4 - Le facteur de risque cancérigène du rayonnement
     La CIPR fixe ce facteur à 125 cancers mortels pour une dose collective de 1 million d'homme x rem (ou 10.000 hommes x Sievert). La Commission suppose que la relation effet/dose est du type linéaire: le détriment est directement proportionnel à la dose et il n 'y a pas de seuil. Cependant, elle insiste sur le fait que, pour elle, cette hypothèse surestime considérablement le risque.
     Article 30 - «L'emploi d'extrapolations linéaires, à partir de la fréquence des effets observés aux doses élevées, peut suffire pour déterminer une limite supérieure du risque... Toutefois, plus cette hypothèse de linéarité est prudente, plus il devient important de reconnaître qu'elle peut conduire à une surestimation des risques dus aux rayonnements, laquelle à son tour pourrait conduire au choix d'alternatives plus dangereuses en elles-mêmes que les pratiques entraînant une exposition aux rayonnements. Aussi, lorsqu'il s'agit de faire un choix entre plusieurs pratiques, les estimations des risques dus aux rayonnements ne devraient être utilisées qu'avec beaucoup de prudence et en reconnaissant explicitement la possibilité qu'aux faibles doses le risque réel peut être inférieur à celui déduit d'une hypothèse délibérément prudente de proportionnalité» (souligné par nous).
     Ainsi, par prudence, la CIPR rejette l'hypothèse du seuil, mais recommande dans la pratique que par une prudence plus grande encore on n'en tienne pas compte. La CIPR recommande des normes de radioprotection et justifie en même temps leur violation.

tableau en cours...
Référence
Nbre de cancers
par millions d'hommes x rem
CIPR 26 (1977)
inférieur à 125
(existence probable d'un seuil)
Académie des Sciences des USA
Comité BEIR III (1980)
de 160 à 500
Fondation RERF pour le suivi des survivants japonais.
Résultats bruts (1987)
1.740
(absence de seuil)
Académie des Sciences des USA
Comité BEIR V (1989)
800
(absence de seuil)
CIPR projet de 1990
500
(absence de seuil)
suite:
     Afin d'évaluer le niveau de «prudence» de la CIPR, nous donnons dans le tableau ci-dessus l'estimation du facteur de risque cancérigène (mortel) par diverses institutions (pour 1 million d'hommes x rem).
     On voit d'après ce tableau que la CIPR en 1977 sous-estimait considérablement le risque cancérigène du rayonnement au moins d'un facteur 4 et plus probablement d'un facteur supérieur à 10.

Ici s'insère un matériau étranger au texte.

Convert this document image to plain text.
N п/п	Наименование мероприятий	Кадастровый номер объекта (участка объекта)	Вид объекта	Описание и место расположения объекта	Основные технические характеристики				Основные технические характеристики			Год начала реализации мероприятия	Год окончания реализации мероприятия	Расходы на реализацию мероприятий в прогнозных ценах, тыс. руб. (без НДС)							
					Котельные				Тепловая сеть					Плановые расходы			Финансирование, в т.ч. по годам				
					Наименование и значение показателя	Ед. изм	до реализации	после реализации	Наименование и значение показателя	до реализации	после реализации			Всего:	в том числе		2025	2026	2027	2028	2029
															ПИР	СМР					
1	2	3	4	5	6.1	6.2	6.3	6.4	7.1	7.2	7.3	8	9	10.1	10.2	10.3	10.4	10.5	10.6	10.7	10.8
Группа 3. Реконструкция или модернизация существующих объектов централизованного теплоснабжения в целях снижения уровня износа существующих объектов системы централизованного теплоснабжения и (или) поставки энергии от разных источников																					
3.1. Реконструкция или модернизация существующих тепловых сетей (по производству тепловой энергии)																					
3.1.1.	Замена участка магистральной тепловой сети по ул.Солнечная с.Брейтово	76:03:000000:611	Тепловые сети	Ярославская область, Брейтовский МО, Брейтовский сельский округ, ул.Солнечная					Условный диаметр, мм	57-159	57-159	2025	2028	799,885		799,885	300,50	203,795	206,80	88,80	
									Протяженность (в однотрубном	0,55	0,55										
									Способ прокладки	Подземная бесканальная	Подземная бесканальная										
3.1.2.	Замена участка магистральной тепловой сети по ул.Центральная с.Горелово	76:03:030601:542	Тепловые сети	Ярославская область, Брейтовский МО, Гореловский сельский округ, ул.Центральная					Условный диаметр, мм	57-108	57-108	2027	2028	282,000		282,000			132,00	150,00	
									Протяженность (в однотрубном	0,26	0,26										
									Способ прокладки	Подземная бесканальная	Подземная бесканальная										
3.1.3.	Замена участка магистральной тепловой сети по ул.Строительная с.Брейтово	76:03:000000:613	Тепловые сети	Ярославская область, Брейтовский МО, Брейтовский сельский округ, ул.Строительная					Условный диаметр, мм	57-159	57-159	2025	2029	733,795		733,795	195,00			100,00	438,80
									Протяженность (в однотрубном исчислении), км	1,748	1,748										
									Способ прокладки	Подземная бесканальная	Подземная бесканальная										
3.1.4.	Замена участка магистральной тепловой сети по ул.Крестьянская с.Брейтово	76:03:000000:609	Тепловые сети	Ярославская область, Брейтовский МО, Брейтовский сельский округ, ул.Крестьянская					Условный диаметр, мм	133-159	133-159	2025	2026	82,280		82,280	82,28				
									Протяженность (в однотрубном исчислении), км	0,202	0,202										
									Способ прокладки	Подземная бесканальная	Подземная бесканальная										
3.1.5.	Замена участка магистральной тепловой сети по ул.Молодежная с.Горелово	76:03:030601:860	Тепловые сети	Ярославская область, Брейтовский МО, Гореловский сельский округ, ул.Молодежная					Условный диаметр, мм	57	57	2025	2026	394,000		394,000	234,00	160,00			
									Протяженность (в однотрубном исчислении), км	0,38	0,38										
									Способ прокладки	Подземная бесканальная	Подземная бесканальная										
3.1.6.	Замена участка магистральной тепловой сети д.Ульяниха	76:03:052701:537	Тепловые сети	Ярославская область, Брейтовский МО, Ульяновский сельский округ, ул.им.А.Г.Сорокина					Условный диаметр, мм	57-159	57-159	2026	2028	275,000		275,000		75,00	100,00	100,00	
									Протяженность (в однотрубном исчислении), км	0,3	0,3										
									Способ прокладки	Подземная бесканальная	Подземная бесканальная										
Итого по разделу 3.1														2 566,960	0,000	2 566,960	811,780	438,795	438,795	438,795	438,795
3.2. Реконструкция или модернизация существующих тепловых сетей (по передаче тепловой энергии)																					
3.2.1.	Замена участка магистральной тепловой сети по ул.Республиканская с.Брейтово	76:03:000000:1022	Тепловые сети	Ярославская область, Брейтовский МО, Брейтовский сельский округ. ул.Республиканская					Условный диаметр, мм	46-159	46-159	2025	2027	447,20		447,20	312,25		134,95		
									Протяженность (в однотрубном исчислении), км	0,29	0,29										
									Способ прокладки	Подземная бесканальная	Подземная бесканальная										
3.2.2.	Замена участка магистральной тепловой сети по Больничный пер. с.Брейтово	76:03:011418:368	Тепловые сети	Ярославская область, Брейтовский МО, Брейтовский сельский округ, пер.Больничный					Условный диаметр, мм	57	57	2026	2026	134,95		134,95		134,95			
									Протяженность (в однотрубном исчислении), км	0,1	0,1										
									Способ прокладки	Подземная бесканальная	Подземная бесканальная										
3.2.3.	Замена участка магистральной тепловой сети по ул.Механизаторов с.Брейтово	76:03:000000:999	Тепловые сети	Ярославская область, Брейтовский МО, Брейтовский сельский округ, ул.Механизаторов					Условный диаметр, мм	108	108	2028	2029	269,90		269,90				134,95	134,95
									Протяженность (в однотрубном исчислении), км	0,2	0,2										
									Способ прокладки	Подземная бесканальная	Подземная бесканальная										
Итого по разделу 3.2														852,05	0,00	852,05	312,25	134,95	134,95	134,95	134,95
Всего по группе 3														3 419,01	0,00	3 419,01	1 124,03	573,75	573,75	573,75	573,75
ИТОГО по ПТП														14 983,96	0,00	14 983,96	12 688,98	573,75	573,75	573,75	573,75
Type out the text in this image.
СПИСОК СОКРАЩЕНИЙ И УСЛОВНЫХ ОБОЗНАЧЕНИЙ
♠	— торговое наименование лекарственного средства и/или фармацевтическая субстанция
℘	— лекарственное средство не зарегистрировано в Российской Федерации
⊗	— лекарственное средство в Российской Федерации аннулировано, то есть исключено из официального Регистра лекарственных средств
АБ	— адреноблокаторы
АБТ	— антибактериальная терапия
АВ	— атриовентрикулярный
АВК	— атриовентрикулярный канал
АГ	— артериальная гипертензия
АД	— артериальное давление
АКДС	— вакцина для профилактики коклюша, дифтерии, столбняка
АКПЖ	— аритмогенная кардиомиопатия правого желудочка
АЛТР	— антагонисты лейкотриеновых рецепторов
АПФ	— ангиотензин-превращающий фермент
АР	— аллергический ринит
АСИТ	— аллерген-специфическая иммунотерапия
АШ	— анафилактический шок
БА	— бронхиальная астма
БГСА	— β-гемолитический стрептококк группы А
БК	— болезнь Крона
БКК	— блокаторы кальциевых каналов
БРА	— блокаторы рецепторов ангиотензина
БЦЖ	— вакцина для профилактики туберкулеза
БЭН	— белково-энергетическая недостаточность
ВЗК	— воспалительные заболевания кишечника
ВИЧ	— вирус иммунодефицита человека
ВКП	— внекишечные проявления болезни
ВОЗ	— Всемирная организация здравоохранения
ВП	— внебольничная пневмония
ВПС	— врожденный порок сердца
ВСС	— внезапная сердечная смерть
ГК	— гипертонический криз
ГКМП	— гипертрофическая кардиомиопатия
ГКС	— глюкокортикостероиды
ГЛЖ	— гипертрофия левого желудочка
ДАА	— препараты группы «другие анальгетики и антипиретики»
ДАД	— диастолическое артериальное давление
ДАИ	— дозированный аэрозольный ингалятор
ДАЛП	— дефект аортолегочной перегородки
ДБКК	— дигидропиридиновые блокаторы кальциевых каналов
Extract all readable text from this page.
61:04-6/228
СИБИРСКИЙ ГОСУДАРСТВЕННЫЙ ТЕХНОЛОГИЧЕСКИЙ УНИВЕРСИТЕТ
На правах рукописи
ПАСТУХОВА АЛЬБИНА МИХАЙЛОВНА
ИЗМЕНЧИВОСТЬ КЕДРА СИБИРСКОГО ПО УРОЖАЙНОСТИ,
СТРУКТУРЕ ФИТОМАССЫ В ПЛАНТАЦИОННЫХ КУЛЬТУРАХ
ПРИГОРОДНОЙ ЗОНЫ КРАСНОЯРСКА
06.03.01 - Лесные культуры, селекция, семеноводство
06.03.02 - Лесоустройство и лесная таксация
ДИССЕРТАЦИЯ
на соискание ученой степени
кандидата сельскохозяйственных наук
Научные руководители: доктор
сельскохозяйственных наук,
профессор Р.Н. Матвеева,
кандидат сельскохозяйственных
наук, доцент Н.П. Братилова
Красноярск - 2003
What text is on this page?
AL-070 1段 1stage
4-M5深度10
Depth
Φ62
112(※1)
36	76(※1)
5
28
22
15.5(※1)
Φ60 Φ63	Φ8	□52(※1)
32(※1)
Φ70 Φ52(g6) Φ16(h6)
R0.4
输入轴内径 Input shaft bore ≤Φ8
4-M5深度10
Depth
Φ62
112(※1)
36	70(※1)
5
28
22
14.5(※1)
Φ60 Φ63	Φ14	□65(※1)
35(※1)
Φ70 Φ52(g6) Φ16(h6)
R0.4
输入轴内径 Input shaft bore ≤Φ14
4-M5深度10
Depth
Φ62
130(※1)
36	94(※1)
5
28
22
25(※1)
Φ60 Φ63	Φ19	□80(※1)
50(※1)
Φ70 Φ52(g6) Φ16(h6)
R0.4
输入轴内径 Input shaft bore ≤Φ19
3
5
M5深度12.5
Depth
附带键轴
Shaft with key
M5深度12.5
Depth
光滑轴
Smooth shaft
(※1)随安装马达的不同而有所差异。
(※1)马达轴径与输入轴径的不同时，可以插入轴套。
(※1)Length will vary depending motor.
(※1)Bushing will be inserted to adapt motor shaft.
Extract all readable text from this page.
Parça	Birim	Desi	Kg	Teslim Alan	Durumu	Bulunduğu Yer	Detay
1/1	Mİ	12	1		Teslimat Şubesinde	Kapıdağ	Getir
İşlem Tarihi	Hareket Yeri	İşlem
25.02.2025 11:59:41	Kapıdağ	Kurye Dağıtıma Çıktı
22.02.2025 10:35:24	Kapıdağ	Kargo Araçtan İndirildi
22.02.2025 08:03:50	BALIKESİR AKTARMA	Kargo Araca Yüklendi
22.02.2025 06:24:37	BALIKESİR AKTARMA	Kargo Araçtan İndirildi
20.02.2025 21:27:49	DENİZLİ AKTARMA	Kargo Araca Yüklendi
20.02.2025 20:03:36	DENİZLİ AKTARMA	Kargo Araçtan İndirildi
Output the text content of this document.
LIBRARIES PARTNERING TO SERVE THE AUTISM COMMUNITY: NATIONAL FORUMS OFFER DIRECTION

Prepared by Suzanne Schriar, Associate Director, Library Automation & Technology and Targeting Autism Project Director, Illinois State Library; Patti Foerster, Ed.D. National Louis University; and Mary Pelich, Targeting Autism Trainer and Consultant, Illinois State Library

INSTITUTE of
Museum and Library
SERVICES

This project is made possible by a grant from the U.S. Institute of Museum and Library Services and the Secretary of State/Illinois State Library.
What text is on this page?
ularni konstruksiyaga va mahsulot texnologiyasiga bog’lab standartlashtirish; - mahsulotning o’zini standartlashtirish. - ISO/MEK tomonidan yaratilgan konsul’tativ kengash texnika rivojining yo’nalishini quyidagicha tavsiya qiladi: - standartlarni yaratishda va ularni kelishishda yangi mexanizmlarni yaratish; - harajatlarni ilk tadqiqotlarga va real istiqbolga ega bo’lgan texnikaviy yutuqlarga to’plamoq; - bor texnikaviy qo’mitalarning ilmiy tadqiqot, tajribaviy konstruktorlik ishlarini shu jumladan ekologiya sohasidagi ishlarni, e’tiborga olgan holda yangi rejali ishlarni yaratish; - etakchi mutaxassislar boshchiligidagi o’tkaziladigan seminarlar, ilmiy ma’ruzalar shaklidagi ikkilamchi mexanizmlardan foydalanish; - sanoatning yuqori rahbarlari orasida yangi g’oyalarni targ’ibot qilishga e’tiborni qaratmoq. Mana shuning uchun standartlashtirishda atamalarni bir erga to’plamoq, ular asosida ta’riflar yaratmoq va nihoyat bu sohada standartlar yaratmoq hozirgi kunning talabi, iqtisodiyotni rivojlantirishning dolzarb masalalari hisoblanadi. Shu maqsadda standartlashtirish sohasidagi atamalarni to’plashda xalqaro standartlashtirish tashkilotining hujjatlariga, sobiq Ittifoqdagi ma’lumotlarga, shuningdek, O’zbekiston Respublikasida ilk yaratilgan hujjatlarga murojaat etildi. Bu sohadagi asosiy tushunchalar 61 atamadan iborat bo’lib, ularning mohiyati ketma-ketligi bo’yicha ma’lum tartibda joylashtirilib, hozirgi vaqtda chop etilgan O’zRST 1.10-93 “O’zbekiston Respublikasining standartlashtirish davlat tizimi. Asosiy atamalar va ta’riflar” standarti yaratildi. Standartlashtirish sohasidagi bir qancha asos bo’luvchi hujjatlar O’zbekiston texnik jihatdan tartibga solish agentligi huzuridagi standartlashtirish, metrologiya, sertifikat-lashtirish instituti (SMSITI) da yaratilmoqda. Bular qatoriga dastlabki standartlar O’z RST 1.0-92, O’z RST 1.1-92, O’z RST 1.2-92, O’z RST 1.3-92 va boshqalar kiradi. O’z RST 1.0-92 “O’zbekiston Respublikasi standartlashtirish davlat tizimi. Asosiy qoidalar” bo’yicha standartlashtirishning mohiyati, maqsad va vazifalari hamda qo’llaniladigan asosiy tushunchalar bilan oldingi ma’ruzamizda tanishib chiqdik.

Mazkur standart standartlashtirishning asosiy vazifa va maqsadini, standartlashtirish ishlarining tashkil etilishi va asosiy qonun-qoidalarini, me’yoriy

5. Les doses maximales admissibles
(acceptables par principe)
     - pour les travailleurs, la limite admissible est fixée à 5 rem par an (50 mSv).
     - pour la population, la limite est fixée à 0,5 rem par an (5 mSv).
     En prenant le facteur de risque de la CIPR 26, on arrive avec ces limites à des risques bien supérieurs à ceux considérés comme «naturels» pour les travailleurs et la population. Pour retrouver une certaine logique objective, la CIPR est conduite à certaines contorsions qui ne respectent pas certains de ces principes, en particulier que les normes doivent protéger les individus sur une base annuelle.
      Depuis 1985 (Déclaration de Paris), la CIPR a réduit la dose maximale admissible pour la population d'un facteur 5, soit 0,1 rem/an, avec un dépassement temporaire possible jusqu'à 0,5 rem/an pourvu que le 0,1 rem/an soit respecté en moyenne sur la vie. Ce point est généralement totalement ignoré et la CIPR n'a guère fait de publicité pour promouvoir cette norme.

6. L'analyse coût/bénéfice
     La CIPR recommande de maintenir toutes les doses à des niveaux aussi bas qu'il est possible de réaliser d'une façon raisonnable (principe dit ALARA: As Low As Reasonably Achievable). Le «raisonnable» est déduit d'une analyse coût/bénéfice. Toute réduction des doses par amélioration des équipements de protection augmente le coût (investissement et exploitation) et il en résulte un bénéfice pour les individus concernés (pour leur santé). Si ce surcoût de protection était dépensé dans un autre domaine, ce serait peut-être plus profitable pour la collectivité. Dans ce cas, la réduction des doses n'est pas raisonnable. Ce concept d'analyse coût/bénéfice conduit à une protection de type social alors que la CIPR voulait fonder ses recommandations sur une protection essentiellement individuelle.
     Pour aborder ce problème coût/bénéfice d'une façon quantitative, il est nécessaire de connaître le coût d'une vie (ou le coût d'une mort) pour aboutir à une équation de ce genre:
coût supplémentaire de la protection = coût des vies sauvées
ou à l'équation équivalente:
réduction du coût de la protection = coût des morts produites
avec des équations partielles du genre:

enfant mongolien + argent = enfant normal
cancer mortel + argent = vie normale.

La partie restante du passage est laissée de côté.